Foreign ministers from the P5+1 nations — the US, Britain, China, France, Russia and Germany — are due in the coming days to join the ongoing talks in Lausanne, Switzerland, ahead of the March 31 deadline for a political framework agreement.

Iran’s Foreign Minister Mohammad Javad Zarif and Kerry continued their meetings in Lausanne Friday.

US Secretary of State John Kerry (L), British Foreign Secretary Philip Hammond (C) and French Foreign Minister Laurent Fabius (L) talk after Secretary Hammond made a statement about their meeting regarding recent negotiations with Iran, in London on March 21, 2015 (AFP PHOTO / POOL / BRIAN SNYDER)
US Secretary of State John Kerry (L), British Foreign Secretary Philip Hammond (C) and French Foreign Minister Laurent Fabius (L) talk after Secretary Hammond made a statement about their meeting regarding recent negotiations with Iran, in London on March 21, 2015 (AFP PHOTO / POOL / BRIAN SNYDER)

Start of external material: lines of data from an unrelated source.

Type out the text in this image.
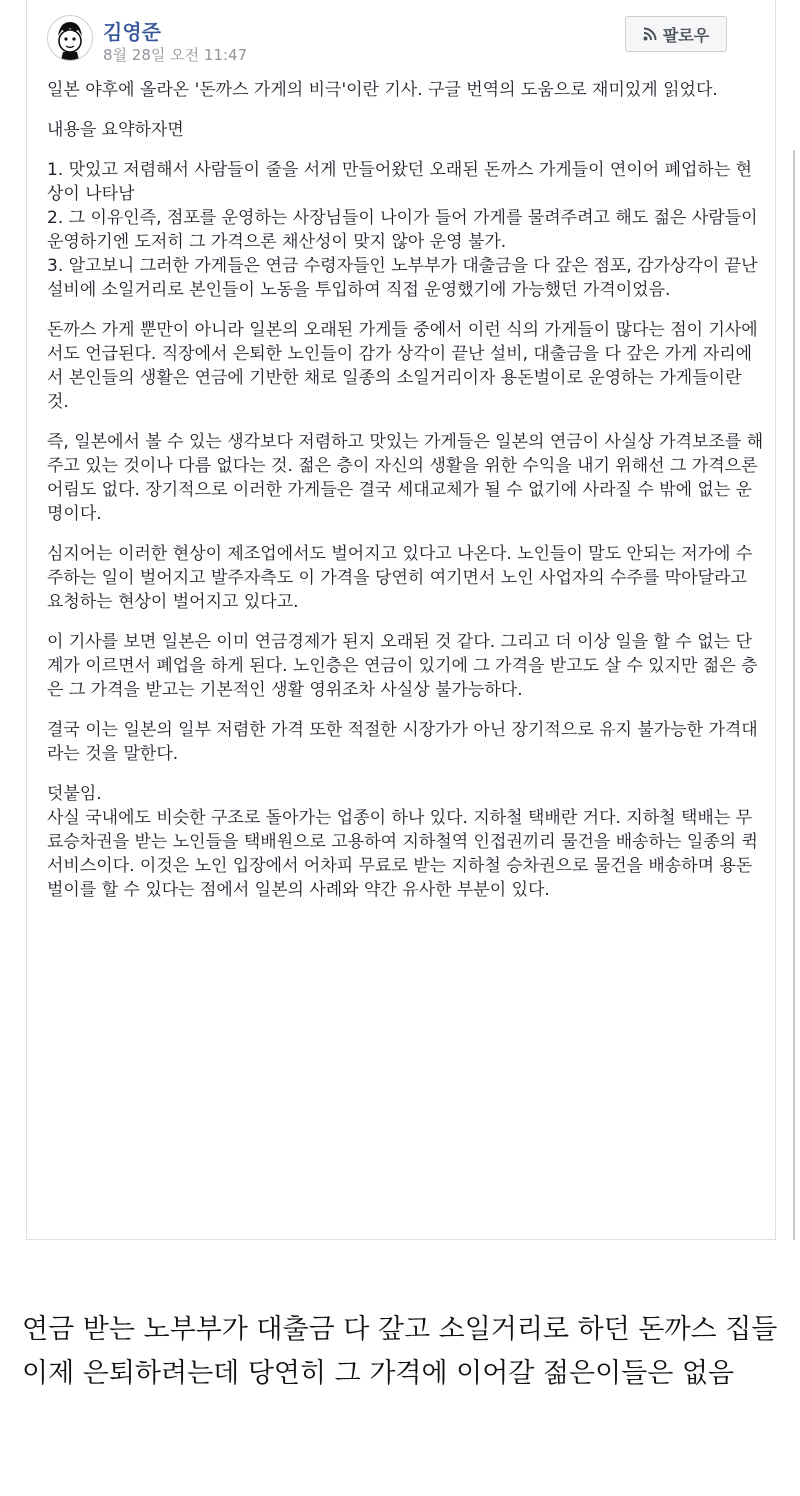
김영준
8월 28일 오전 11:47
팔로우

일본 야후에 올라온 '돈까스 가게의 비극'이란 기사. 구글 번역의 도움으로 재미있게 읽었다.

내용을 요약하자면

1. 맛있고 저렴해서 사람들이 줄을 서게 만들어왔던 오래된 돈까스 가게들이 연이어 폐업하는 현상이 나타남
2. 그 이유인즉, 점포를 운영하는 사장님들이 나이가 들어 가게를 물려주려고 해도 젊은 사람들이 운영하기엔 도저히 그 가격으론 채산성이 맞지 않아 운영 불가.
3. 알고보니 그러한 가게들은 연금 수령자들인 노부부가 대출금을 다 갚은 점포, 감가상각이 끝난 설비에 소일거리로 본인들이 노동을 투입하여 직접 운영했기에 가능했던 가격이었음.

돈까스 가게 뿐만이 아니라 일본의 오래된 가게들 중에서 이런 식의 가게들이 많다는 점이 기사에서도 언급된다. 직장에서 은퇴한 노인들이 감가 상각이 끝난 설비, 대출금을 다 갚은 가게 자리에서 본인들의 생활은 연금에 기반한 채로 일종의 소일거리이자 용돈벌이로 운영하는 가게들이란 것.

즉, 일본에서 볼 수 있는 생각보다 저렴하고 맛있는 가게들은 일본의 연금이 사실상 가격보조를 해주고 있는 것이나 다름 없다는 것. 젊은 층이 자신의 생활을 위한 수익을 내기 위해선 그 가격으론 어림도 없다. 장기적으로 이러한 가게들은 결국 세대교체가 될 수 없기에 사라질 수 밖에 없는 운명이다.

심지어는 이러한 현상이 제조업에서도 벌어지고 있다고 나온다. 노인들이 말도 안되는 저가에 수주하는 일이 벌어지고 발주자측도 이 가격을 당연히 여기면서 노인 사업자의 수주를 막아달라고 요청하는 현상이 벌어지고 있다고.

이 기사를 보면 일본은 이미 연금경제가 된지 오래된 것 같다. 그리고 더 이상 일을 할 수 없는 단계가 이르면서 폐업을 하게 된다. 노인층은 연금이 있기에 그 가격을 받고도 살 수 있지만 젊은 층은 그 가격을 받고는 기본적인 생활 영위조차 사실상 불가능하다.

결국 이는 일본의 일부 저렴한 가격 또한 적절한 시장가가 아닌 장기적으로 유지 불가능한 가격대라는 것을 말한다.

덧붙임.
사실 국내에도 비슷한 구조로 돌아가는 업종이 하나 있다. 지하철 택배란 거다. 지하철 택배는 무료승차권을 받는 노인들을 택배원으로 고용하여 지하철역 인접권끼리 물건을 배송하는 일종의 퀵서비스이다. 이것은 노인 입장에서 어차피 무료로 받는 지하철 승차권으로 물건을 배송하며 용돈벌이를 할 수 있다는 점에서 일본의 사례와 약간 유사한 부분이 있다.

연금 받는 노부부가 대출금 다 갚고 소일거리로 하던 돈까스 집들

이제 은퇴하려는데 당연히 그 가격에 이어갈 젊은이들은 없음
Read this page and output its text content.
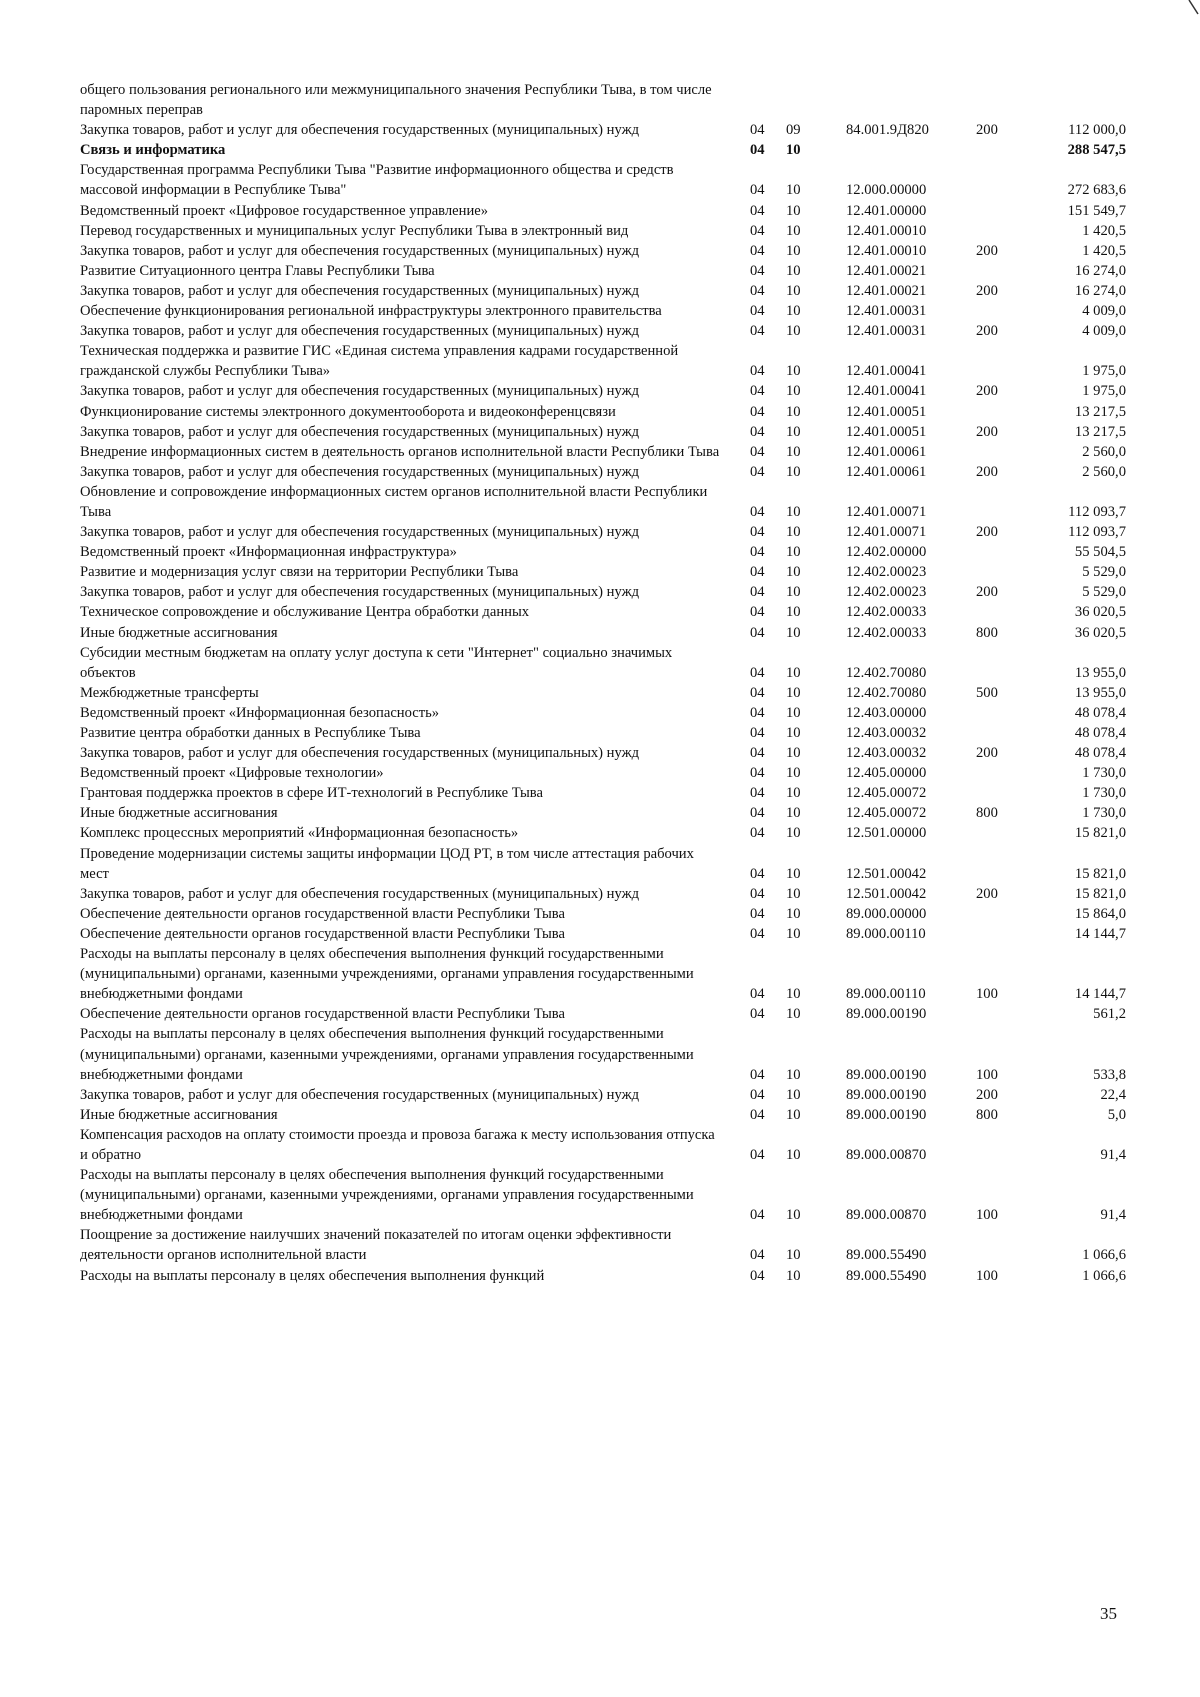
общего пользования регионального или межмуниципального значения Республики Тыва, в том числе паромных переправ
Закупка товаров, работ и услуг для обеспечения государственных (муниципальных) нужд	04	09	84.001.9Д820	200	112 000,0
Связь и информатика	04	10	288 547,5
Государственная программа Республики Тыва "Развитие информационного общества и средств массовой информации в Республике Тыва"	04	10	12.000.00000	272 683,6
Ведомственный проект «Цифровое государственное управление»	04	10	12.401.00000	151 549,7
Перевод государственных и муниципальных услуг Республики Тыва в электронный вид	04	10	12.401.00010	1 420,5
Закупка товаров, работ и услуг для обеспечения государственных (муниципальных) нужд	04	10	12.401.00010	200	1 420,5
Развитие Ситуационного центра Главы Республики Тыва	04	10	12.401.00021	16 274,0
Закупка товаров, работ и услуг для обеспечения государственных (муниципальных) нужд	04	10	12.401.00021	200	16 274,0
Обеспечение функционирования региональной инфраструктуры электронного правительства	04	10	12.401.00031	4 009,0
Закупка товаров, работ и услуг для обеспечения государственных (муниципальных) нужд	04	10	12.401.00031	200	4 009,0
Техническая поддержка и развитие ГИС «Единая система управления кадрами государственной гражданской службы Республики Тыва»	04	10	12.401.00041	1 975,0
Закупка товаров, работ и услуг для обеспечения государственных (муниципальных) нужд	04	10	12.401.00041	200	1 975,0
Функционирование системы электронного документооборота и видеоконференцсвязи	04	10	12.401.00051	13 217,5
Закупка товаров, работ и услуг для обеспечения государственных (муниципальных) нужд	04	10	12.401.00051	200	13 217,5
Внедрение информационных систем в деятельность органов исполнительной власти Республики Тыва 04	10	12.401.00061	2 560,0
Закупка товаров, работ и услуг для обеспечения государственных (муниципальных) нужд	04	10	12.401.00061	200	2 560,0
Обновление и сопровождение информационных систем органов исполнительной власти Республики Тыва	04	10	12.401.00071	112 093,7
Закупка товаров, работ и услуг для обеспечения государственных (муниципальных) нужд	04	10	12.401.00071	200	112 093,7
Ведомственный проект «Информационная инфраструктура»	04	10	12.402.00000	55 504,5
Развитие и модернизация услуг связи на территории Республики Тыва	04	10	12.402.00023	5 529,0
Закупка товаров, работ и услуг для обеспечения государственных (муниципальных) нужд	04	10	12.402.00023	200	5 529,0
Техническое сопровождение и обслуживание Центра обработки данных	04	10	12.402.00033	36 020,5
Иные бюджетные ассигнования	04	10	12.402.00033	800	36 020,5
Субсидии местным бюджетам на оплату услуг доступа к сети "Интернет" социально значимых объектов	04	10	12.402.70080	13 955,0
Межбюджетные трансферты	04	10	12.402.70080	500	13 955,0
Ведомственный проект «Информационная безопасность»	04	10	12.403.00000	48 078,4
Развитие центра обработки данных в Республике Тыва	04	10	12.403.00032	48 078,4
Закупка товаров, работ и услуг для обеспечения государственных (муниципальных) нужд	04	10	12.403.00032	200	48 078,4
Ведомственный проект «Цифровые технологии»	04	10	12.405.00000	1 730,0
Грантовая поддержка проектов в сфере ИТ-технологий в Республике Тыва	04	10	12.405.00072	1 730,0
Иные бюджетные ассигнования	04	10	12.405.00072	800	1 730,0
Комплекс процессных мероприятий «Информационная безопасность»	04	10	12.501.00000	15 821,0
Проведение модернизации системы защиты информации ЦОД РТ, в том числе аттестация рабочих мест	04	10	12.501.00042	15 821,0
Закупка товаров, работ и услуг для обеспечения государственных (муниципальных) нужд	04	10	12.501.00042	200	15 821,0
Обеспечение деятельности органов государственной власти Республики Тыва	04	10	89.000.00000	15 864,0
Обеспечение деятельности органов государственной власти Республики Тыва	04	10	89.000.00110	14 144,7
Расходы на выплаты персоналу в целях обеспечения выполнения функций государственными (муниципальными) органами, казенными учреждениями, органами управления государственными внебюджетными фондами	04	10	89.000.00110	100	14 144,7
Обеспечение деятельности органов государственной власти Республики Тыва	04	10	89.000.00190	561,2
Расходы на выплаты персоналу в целях обеспечения выполнения функций государственными (муниципальными) органами, казенными учреждениями, органами управления государственными внебюджетными фондами	04	10	89.000.00190	100	533,8
Закупка товаров, работ и услуг для обеспечения государственных (муниципальных) нужд	04	10	89.000.00190	200	22,4
Иные бюджетные ассигнования	04	10	89.000.00190	800	5,0
Компенсация расходов на оплату стоимости проезда и провоза багажа к месту использования отпуска и обратно	04	10	89.000.00870	91,4
Расходы на выплаты персоналу в целях обеспечения выполнения функций государственными (муниципальными) органами, казенными учреждениями, органами управления государственными внебюджетными фондами	04	10	89.000.00870	100	91,4
Поощрение за достижение наилучших значений показателей по итогам оценки эффективности деятельности органов исполнительной власти	04	10	89.000.55490	1 066,6
Расходы на выплаты персоналу в целях обеспечения выполнения функций	04	10	89.000.55490	100	1 066,6
35
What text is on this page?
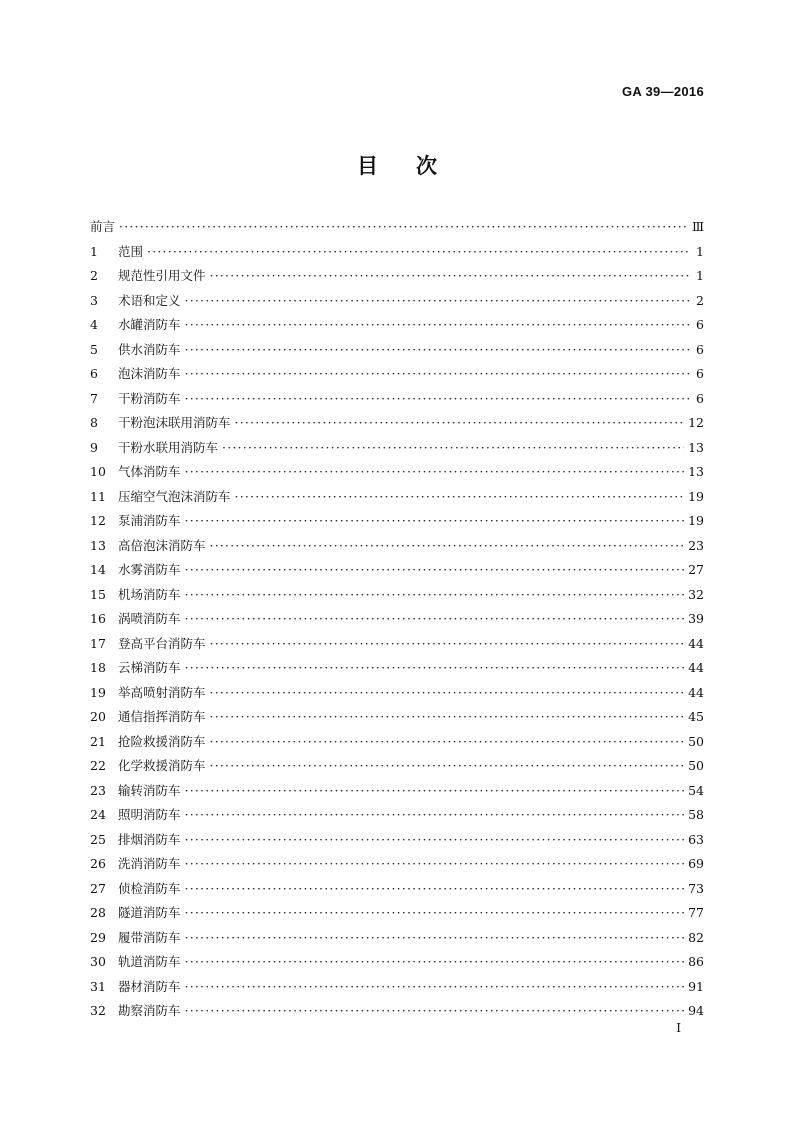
GA 39—2016
目 次
前言 ·····	Ⅲ
1	范围 ·····	1
2	规范性引用文件 ·····	1
3	术语和定义 ·····	2
4	水罐消防车 ·····	6
5	供水消防车 ·····	6
6	泡沫消防车 ·····	6
7	干粉消防车 ·····	6
8	干粉泡沫联用消防车 ·····	12
9	干粉水联用消防车 ·····	13
10 气体消防车 ·····	13
11 压缩空气泡沫消防车 ·····	19
12 泵浦消防车 ·····	19
13 高倍泡沫消防车 ·····	23
14 水雾消防车 ·····	27
15 机场消防车 ·····	32
16 涡喷消防车 ·····	39
17 登高平台消防车 ·····	44
18 云梯消防车 ·····	44
19 举高喷射消防车 ·····	44
20 通信指挥消防车 ·····	45
21 抢险救援消防车 ·····	50
22 化学救援消防车 ·····	50
23 输转消防车 ·····	54
24 照明消防车 ·····	58
25 排烟消防车 ·····	63
26 洗消消防车 ·····	69
27 侦检消防车 ·····	73
28 隧道消防车 ·····	77
29 履带消防车 ·····	82
30 轨道消防车 ·····	86
31 器材消防车 ·····	91
32 勘察消防车 ·····	94
I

“There has been massive progress on all the issues,” a senior Iranian official told Reuters Friday morning. “There are still disputes over two issues — R&D (research and development) and UN sanctions.”

“The difficulty is that the Iranians are not moving enough. They like to negotiate right up to the precipice and they’re very good at that,” a Western diplomat told Reuters.